Ryan: I’m most excited by the prospect of putting thoughtful technologies in the hands of compassionate educators who recognize that it’s not simply about more, faster, cheaper. It’s also about a deeper and more complete understanding of each student over time. With a variety of pedagogical approaches that deploy a near-limitless variety of learning resources, we can move beyond linear content progressions. We can also include the student engagement factor, which is naturally influenced by student background, experience, and belief systems. I expect that existing practices will give way where we prove superior results. This will take time, but far less time than it’s ever taken in the history of our industry. Thoughtful technology-enabled personalized assessment and instruction is, by its very definition, a more equitable approach to education.


Dr. Martyn Farrows joined SoapBox Labs in 2017 as chief operations officer to lead operations, business development, and strategic partnerships. He was appointed to the role of CEO in May 2021. 

Farrows’ professional experience has been focused on learning technologies and artificial intelligence for children. He is an experienced public speaker on data privacy and children, and has been a member of the Irish Government’s Data Forum since its inception in June 2015. He was previously director of the Learnovate Centre, a strategic investment by the Irish government to establish Ireland as a global centre of excellence in learning innovation.

Farrows holds a Ph.D in European politics and in the early part of his career worked for the European Commission and European Parliament. 

Sean Ryan is president of McGraw Hill’s School group, which is responsible for providing PreK–12 educators and learners with programs, tools, and services supported by differentiated pedagogical instruction and purposeful technology. He was named to his position in April 2020 after serving as CEO of Wall Family Enterprise and before that as senior vice president and general manager of Fuel Education, where he was responsible for strategy, marketing, sales, implementation, support. and product development for the business.

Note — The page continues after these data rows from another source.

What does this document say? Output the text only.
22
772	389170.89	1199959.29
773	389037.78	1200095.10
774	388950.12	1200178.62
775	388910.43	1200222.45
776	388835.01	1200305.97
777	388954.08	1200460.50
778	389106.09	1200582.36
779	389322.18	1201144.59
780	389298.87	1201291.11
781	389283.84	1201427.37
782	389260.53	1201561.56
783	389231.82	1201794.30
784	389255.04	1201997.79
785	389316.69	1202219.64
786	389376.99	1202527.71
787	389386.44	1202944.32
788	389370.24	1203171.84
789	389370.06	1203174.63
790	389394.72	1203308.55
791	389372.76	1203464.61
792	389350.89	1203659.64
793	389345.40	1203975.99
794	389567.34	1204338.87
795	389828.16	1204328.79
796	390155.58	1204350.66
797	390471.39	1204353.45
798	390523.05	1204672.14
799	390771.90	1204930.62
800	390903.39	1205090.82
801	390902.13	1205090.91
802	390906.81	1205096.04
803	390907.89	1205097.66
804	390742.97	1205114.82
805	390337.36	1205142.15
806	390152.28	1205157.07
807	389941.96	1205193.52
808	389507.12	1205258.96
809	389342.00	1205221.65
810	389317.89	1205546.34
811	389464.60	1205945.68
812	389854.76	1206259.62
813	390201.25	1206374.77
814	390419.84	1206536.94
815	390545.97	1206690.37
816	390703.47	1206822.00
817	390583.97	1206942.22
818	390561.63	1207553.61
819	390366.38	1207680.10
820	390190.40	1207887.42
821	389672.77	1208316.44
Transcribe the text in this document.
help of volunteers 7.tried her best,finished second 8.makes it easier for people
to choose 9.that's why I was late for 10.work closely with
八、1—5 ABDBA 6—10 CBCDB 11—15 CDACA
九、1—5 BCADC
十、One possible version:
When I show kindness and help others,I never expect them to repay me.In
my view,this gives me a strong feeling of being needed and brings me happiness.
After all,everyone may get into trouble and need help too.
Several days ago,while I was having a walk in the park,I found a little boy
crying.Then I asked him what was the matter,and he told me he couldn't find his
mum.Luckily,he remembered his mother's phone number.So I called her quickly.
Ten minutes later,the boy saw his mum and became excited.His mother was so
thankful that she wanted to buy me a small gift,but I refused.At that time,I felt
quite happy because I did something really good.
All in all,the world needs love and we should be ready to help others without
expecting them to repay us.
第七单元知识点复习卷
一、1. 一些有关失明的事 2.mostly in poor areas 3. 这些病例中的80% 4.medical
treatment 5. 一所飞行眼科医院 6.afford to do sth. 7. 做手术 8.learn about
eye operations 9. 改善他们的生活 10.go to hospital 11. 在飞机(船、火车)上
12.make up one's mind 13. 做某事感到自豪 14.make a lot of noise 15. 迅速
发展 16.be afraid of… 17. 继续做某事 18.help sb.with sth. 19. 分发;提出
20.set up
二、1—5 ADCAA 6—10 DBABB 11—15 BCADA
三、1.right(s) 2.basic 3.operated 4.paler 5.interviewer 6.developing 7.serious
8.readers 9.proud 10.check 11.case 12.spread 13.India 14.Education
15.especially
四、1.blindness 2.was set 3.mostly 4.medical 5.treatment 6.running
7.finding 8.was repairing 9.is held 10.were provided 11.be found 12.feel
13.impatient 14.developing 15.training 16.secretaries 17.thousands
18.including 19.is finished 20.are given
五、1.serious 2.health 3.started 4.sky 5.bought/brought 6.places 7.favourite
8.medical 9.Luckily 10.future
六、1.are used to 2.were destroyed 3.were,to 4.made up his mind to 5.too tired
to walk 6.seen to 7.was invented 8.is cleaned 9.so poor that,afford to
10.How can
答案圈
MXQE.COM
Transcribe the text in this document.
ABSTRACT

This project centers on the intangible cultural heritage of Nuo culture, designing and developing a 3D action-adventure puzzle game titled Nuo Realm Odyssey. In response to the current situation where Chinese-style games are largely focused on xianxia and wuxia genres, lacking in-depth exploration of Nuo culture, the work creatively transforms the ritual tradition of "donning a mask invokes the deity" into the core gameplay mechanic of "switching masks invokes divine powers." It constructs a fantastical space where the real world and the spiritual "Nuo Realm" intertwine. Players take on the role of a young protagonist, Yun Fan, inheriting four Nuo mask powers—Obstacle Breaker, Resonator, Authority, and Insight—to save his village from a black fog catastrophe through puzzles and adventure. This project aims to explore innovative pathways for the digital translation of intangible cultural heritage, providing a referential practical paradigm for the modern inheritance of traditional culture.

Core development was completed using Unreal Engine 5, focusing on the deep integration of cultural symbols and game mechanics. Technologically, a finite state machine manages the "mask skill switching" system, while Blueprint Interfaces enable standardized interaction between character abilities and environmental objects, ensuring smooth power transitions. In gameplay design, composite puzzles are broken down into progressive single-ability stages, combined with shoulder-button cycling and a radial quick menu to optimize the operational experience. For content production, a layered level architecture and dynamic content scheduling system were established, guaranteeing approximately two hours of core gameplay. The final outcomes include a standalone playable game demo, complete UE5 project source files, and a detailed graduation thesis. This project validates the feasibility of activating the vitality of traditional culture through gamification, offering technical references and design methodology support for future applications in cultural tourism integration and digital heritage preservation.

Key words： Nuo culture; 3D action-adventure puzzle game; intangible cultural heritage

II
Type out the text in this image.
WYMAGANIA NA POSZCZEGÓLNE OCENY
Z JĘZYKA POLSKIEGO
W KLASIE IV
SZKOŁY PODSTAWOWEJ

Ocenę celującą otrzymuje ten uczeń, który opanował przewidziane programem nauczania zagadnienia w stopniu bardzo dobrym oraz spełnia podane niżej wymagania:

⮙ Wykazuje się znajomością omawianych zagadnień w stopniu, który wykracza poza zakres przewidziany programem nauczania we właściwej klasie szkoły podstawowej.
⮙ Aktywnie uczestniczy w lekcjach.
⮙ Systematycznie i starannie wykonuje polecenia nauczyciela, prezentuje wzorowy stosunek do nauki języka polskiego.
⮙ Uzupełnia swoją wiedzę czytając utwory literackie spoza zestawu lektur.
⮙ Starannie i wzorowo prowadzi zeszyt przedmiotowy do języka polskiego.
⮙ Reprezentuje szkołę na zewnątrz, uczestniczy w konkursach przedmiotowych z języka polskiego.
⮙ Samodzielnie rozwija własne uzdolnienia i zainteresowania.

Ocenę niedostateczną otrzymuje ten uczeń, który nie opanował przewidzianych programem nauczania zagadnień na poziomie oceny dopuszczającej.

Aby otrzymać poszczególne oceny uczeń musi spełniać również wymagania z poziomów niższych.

Prior to these roles, Ryan was senior vice president of Sales, Service & Platform at McGraw Hill, leading the school group’s sales, implementation, and training organization. His long career in education includes high-profile roles at Campus Management, Scantron Corporation, and The Princeton Review of Japan. Ryan is also a former military intelligence officer, having served in a variety of capacities in the United States and abroad and rising to the rank of captain.

Ryan graduated with a master’s of science degree in management from the Stanford Graduate School of Business, a master’s of arts in international relations from the University of Arizona, and a bachelor’s degree in Soviet studies from the United States Air Force Academy.